L’estomac, assez volumineux, dépasse légèrement de la dernière côte. Il contient un mélange hétérogène de gaz, de poils et de nourriture. La présence de poils est normale et ne correspond pas à un corps étranger.
Le foie est visible en région antérieure de l’abdomen ; sa limite ventrale n’est pas toujours parfaitement distincte sur une vue latérale.
L’organe le plus volumineux de la cavité abdominale est le cæcum, rempli d’un mélange de gaz et d’une matière digestive amorphe qui lui donne un aspect cotonneux. Sa dilatation gazeuse peut masquer d’autres organes abdominaux. Son volume est physiologiquement diminué pendant la phase matinale lorsque le contenu cæcal se vide dans le côlon (excrétion des cæcotrophes). Le rein gauche est visible en région L3–L5 ; le rein droit est situé en T13–L1. Ils sont enfouis dans un coussin graisseux péritonéal dont il est utile d’apprécier l’épaisseur : sa disparition témoigne d’un amaigrissement installé depuis long-temps, car cette couche de réserve est la dernière à disparaître. À l’inverse, cette couche de graisse peut atteindre une épaisseur impressionnante chez un lapin obèse et elle ne doit pas être confondue avec un ascite (figure 8.22).

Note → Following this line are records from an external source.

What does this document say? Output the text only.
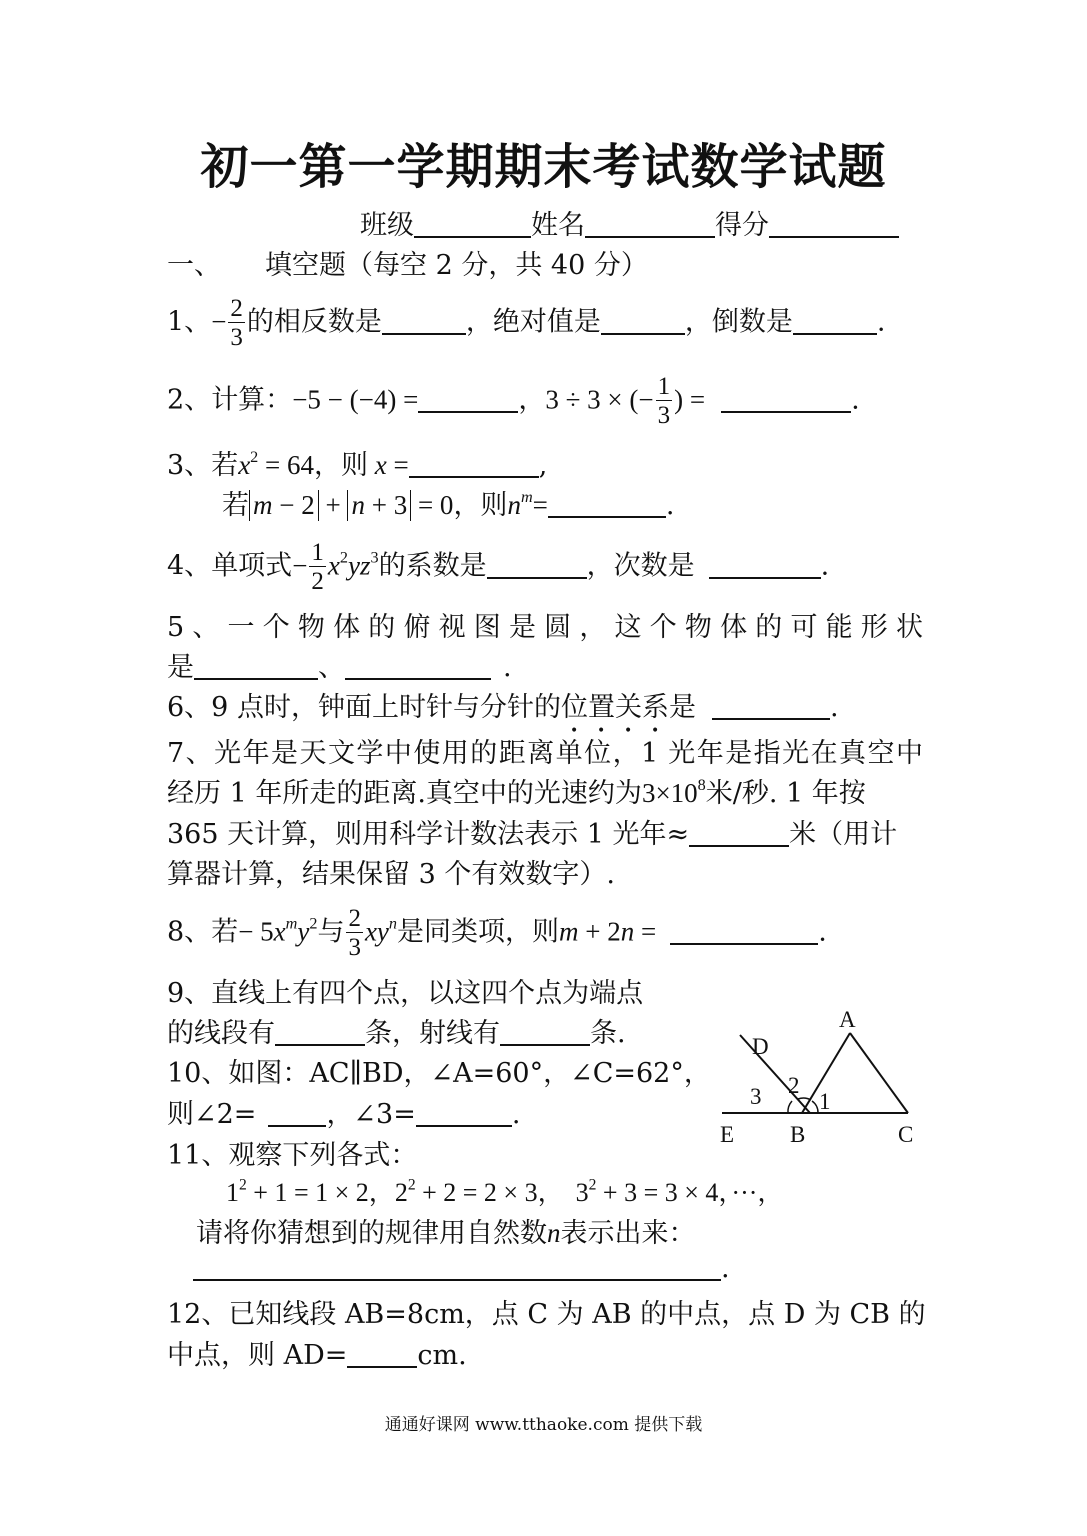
初一第一学期期末考试数学试题
班级	姓名	得分
一、 填空题（每空 2 分，共 40 分）
1、− $\frac{2}{3}$ 的相反数是	，绝对值是	，倒数是	.
2、计算：−5 − (−4) =	，3 ÷ 3 × (− $\frac{1}{3}$ ) =	.
3、若$x^2 = 64$，则 x =	,
若 m − 2 + n + 3 = 0，则$n^m=$	.
4、单项式− $\frac{1}{2} x^2yz^3$的系数是	，次数是	.
5、一个物体的俯视图是圆，这个物体的可能形状
是	、	.
6、9 点时，钟面上时针与分针的位置关系是	.
7、光年是天文学中使用的距离单位，1 光年是指光在真空中
经历 1 年所走的距离.真空中的光速约为$3\times 10^8$米/秒. 1 年按
365 天计算，则用科学计数法表示 1 光年≈	米（用计
算器计算，结果保留 3 个有效数字）.
8、若− $5x^my^2$与 $\frac{2}{3} xy^n$是同类项，则m + 2n =	.
9、直线上有四个点，以这四个点为端点
的线段有	条，射线有	条.
10、如图：AC∥BD，∠A=60°，∠C=62°，
则∠2=	，∠3=	.
A
D
2
3	1
E B	C
11、观察下列各式：
$1^2 + 1 = 1 \times 2$，$2^2 + 2 = 2 \times 3$， $3^2 + 3 = 3 \times 4$，···，
请将你猜想到的规律用自然数n表示出来：
.
12、已知线段 AB=8cm，点 C 为 AB 的中点，点 D 为 CB 的
中点，则 AD=	cm.
通通好课网 www.tthaoke.com 提供下载
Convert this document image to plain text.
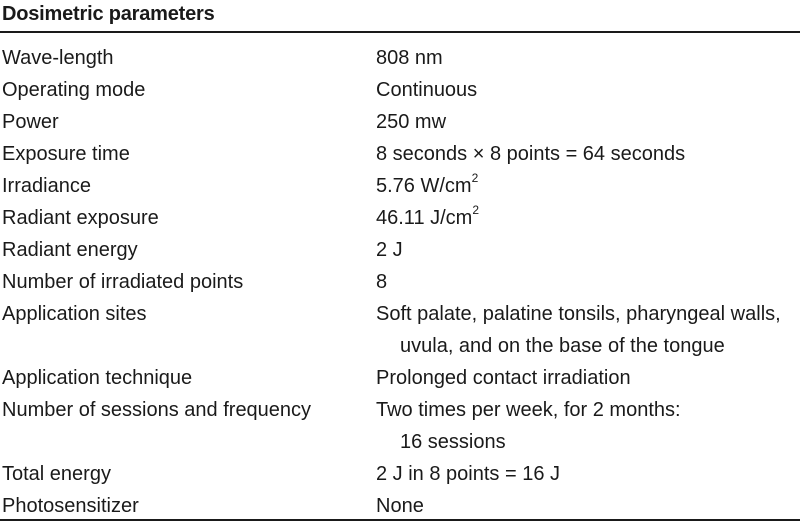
Dosimetric parameters
Wave-length	808 nm
Operating mode	Continuous
Power	250 mw
Exposure time	8 seconds × 8 points = 64 seconds
Irradiance	5.76 $W/cm^2$
Radiant exposure	46.11 $J/cm^2$
Radiant energy	2 J
Number of irradiated points	8
Application sites	Soft palate, palatine tonsils, pharyngeal walls,
uvula, and on the base of the tongue
Application technique	Prolonged contact irradiation
Number of sessions and frequency	Two times per week, for 2 months:
16 sessions
Total energy	2 J in 8 points = 16 J
Photosensitizer	None
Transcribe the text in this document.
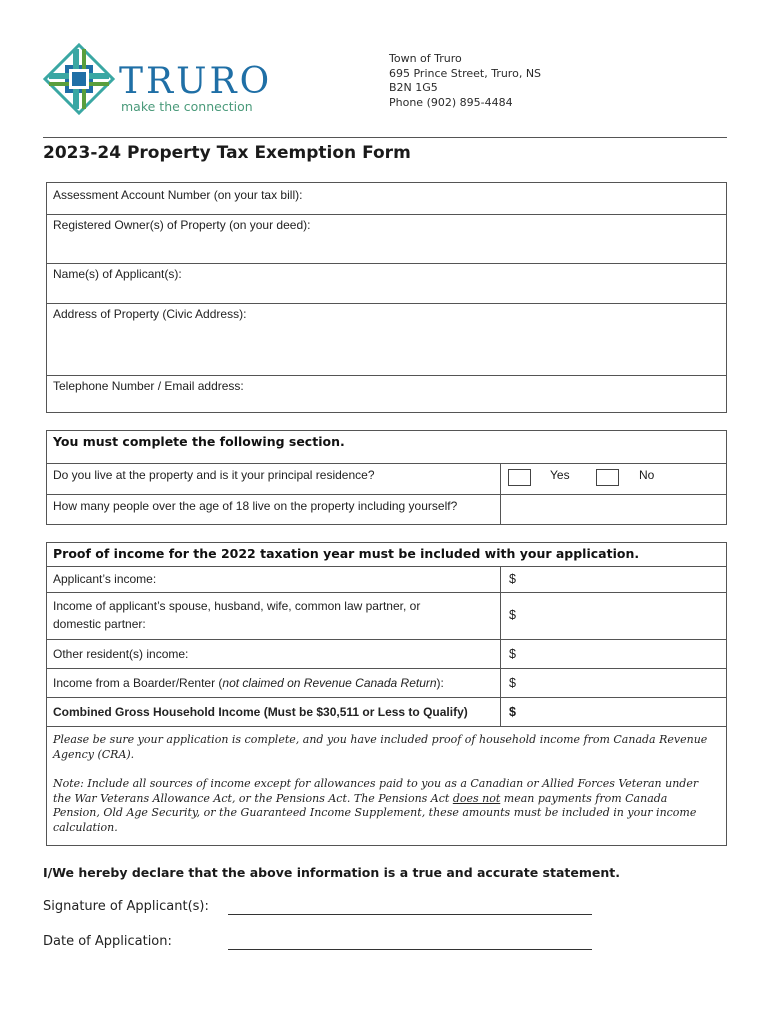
TRURO
make the connection
Town of Truro
695 Prince Street, Truro, NS
B2N 1G5
Phone (902) 895-4484
2023-24 Property Tax Exemption Form
Assessment Account Number (on your tax bill):
Registered Owner(s) of Property (on your deed):
Name(s) of Applicant(s):
Address of Property (Civic Address):
Telephone Number / Email address:
You must complete the following section.
Do you live at the property and is it your principal residence?	Yes	No
How many people over the age of 18 live on the property including yourself?
Proof of income for the 2022 taxation year must be included with your application.
Applicant’s income:	$
Income of applicant’s spouse, husband, wife, common law partner, or
domestic partner:
$
Other resident(s) income:	$
Income from a Boarder/Renter (not claimed on Revenue Canada Return):	$
Combined Gross Household Income (Must be $30,511 or Less to Qualify)	$
Please be sure your application is complete, and you have included proof of household income from Canada Revenue Agency (CRA).
Note: Include all sources of income except for allowances paid to you as a Canadian or Allied Forces Veteran under the War Veterans Allowance Act, or the Pensions Act. The Pensions Act does not mean payments from Canada Pension, Old Age Security, or the Guaranteed Income Supplement, these amounts must be included in your income calculation.
I/We hereby declare that the above information is a true and accurate statement.
Signature of Applicant(s):
Date of Application:
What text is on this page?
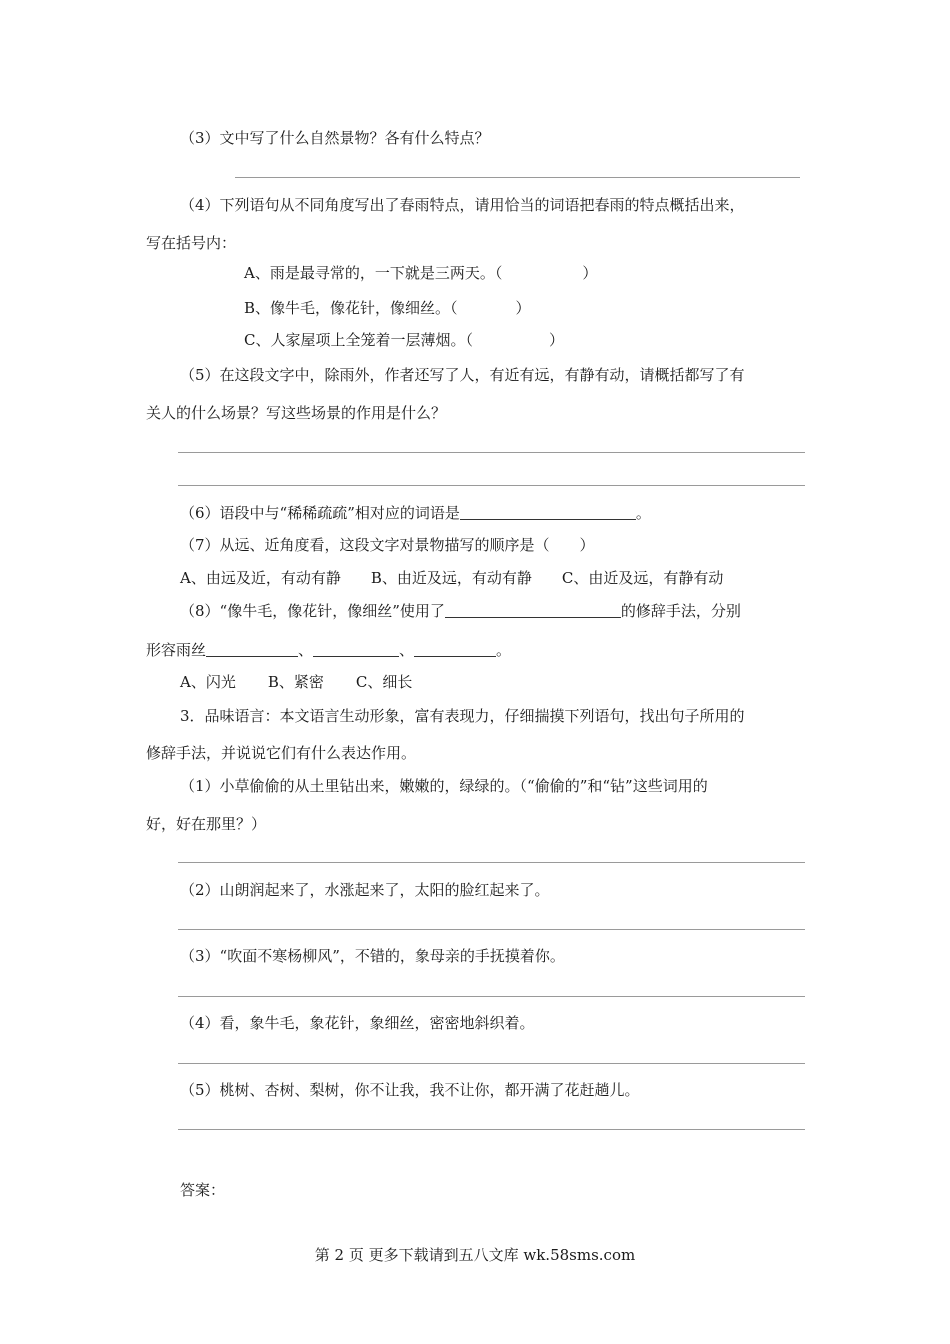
（3）文中写了什么自然景物？各有什么特点？
（4）下列语句从不同角度写出了春雨特点，请用恰当的词语把春雨的特点概括出来，
写在括号内：
A、雨是最寻常的，一下就是三两天。（	）
B、像牛毛，像花针，像细丝。（	）
C、人家屋项上全笼着一层薄烟。（	）
（5）在这段文字中，除雨外，作者还写了人，有近有远，有静有动，请概括都写了有
关人的什么场景？写这些场景的作用是什么？
（6）语段中与“稀稀疏疏”相对应的词语是	。
（7）从远、近角度看，这段文字对景物描写的顺序是（　　）
A、由远及近，有动有静 B、由近及远，有动有静 C、由近及远，有静有动
（8）“像牛毛，像花针，像细丝”使用了	的修辞手法，分别
形容雨丝	、	、	。
A、闪光 B、紧密 C、细长
3．品味语言：本文语言生动形象，富有表现力，仔细揣摸下列语句，找出句子所用的
修辞手法，并说说它们有什么表达作用。
（1）小草偷偷的从土里钻出来，嫩嫩的，绿绿的。（“偷偷的”和“钻”这些词用的
好，好在那里？）
（2）山朗润起来了，水涨起来了，太阳的脸红起来了。
（3）“吹面不寒杨柳风”，不错的，象母亲的手抚摸着你。
（4）看，象牛毛，象花针，象细丝，密密地斜织着。
（5）桃树、杏树、梨树，你不让我，我不让你，都开满了花赶趟儿。
答案：
第 2 页 更多下载请到五八文库 wk.58sms.com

La vessie normale peut apparaître opaque. En effet, la calcémie chez le lapin varie en fonction de l’apport en calcium dans la ration alimentaire et l’urine (voie d’excrétion principale) est souvent physiologiquement riche en précipités de carbonate de calcium.
L’utérus sain n’est jamais visible ; il est situé entre la vessie et le côlon, zone qui apparaît normalement grise en raison de la graisse accumulée dans le ligament large. Toute visualisation de cet organe témoigne d’une affection.
Modifications pathologiques
L’examen de la cavité abdominale permet de mettre en évidence des modifications du tractus digestif, telles les dilatations évoquant des iléus ou des obstructions.
Les iléus, d’apparition progressive, sont consécutifs à une diminution de la motricité digestive. Ils se manifestent par une dilatation aérique des organes concernés. Un iléus gastrique se caractérise par une augmentation modérée du volume de l’estomac ainsi que par la présence d’un halo de gaz autour du contenu stomacal déshydraté (figure 8.23). Ce phénomène peut aussi concerner le cæcum (figure 8.24a et b) ou les deux organes en même temps. L’obstruction de l’estomac (figure 8.25a et b), d’apparition brutale, est reconnaissable radiologiquement à un estomac de volume très augmenté, rempli de liquide avec une bulle de gaz visible au centre.
Arrêt du transit chez un lapin : différentes entités radiographiques.
Il est important de différencier cliniquement et radiologiquement ces deux syndromes, car l’obstruction est une urgence chirurgicale.
Une masse visible dans l’abdomen caudal (figure 8.26), au-dessus de la vessie et repoussant le côlon, est souvent le signe d’une atteinte utérine, les carcinomes étant les affections les plus fréquentes.
Une vessie opaque (figure 8.27) peut signifier une calciurie physiologique mais également être le signe de la présence d’une boue vésicale pâteuse. Cette affection, au pronostic réservé, est associée à une anurie et à une anorexie. La clinique et la palpation de la vessie, douloureuse dans ce cas, permettent une orientation diagnostique. Un des signes radiographiques permettant d’orienter le diagnostic vers une calciurie simple est l’homogénéité de l’opacité et la conservation de la forme arrondie de la vessie, lorsque les cristaux de calcium sont en suspension et donc susceptibles d’être facilement éliminés par la vidange urinaire. Lorsqu’il se forme une boue calcique d’évacuation problématique, celle-ci est en général visible dans la partie ventrale de l’organe, où elle a sédimenté et présente une forme plus géométrique (figure 8.28). Les calculs urinaires se reconnaissent à leur forme arrondie bien déterminée (figure 8.29). Des calculs rénaux peuvent être observés. Ils restent souvent asymptomatiques et sont des découvertes fortuites. (figure 8.30a et b). Ces calculs sont souvent des découvertes tardives, car ils semblent bien tolérés par le lapin avant que n’apparaissent les symptômes d’une insuffisance rénale. Lors d’insuffisance rénale, il est également possible d’observer une nette diminution de la taille des reins.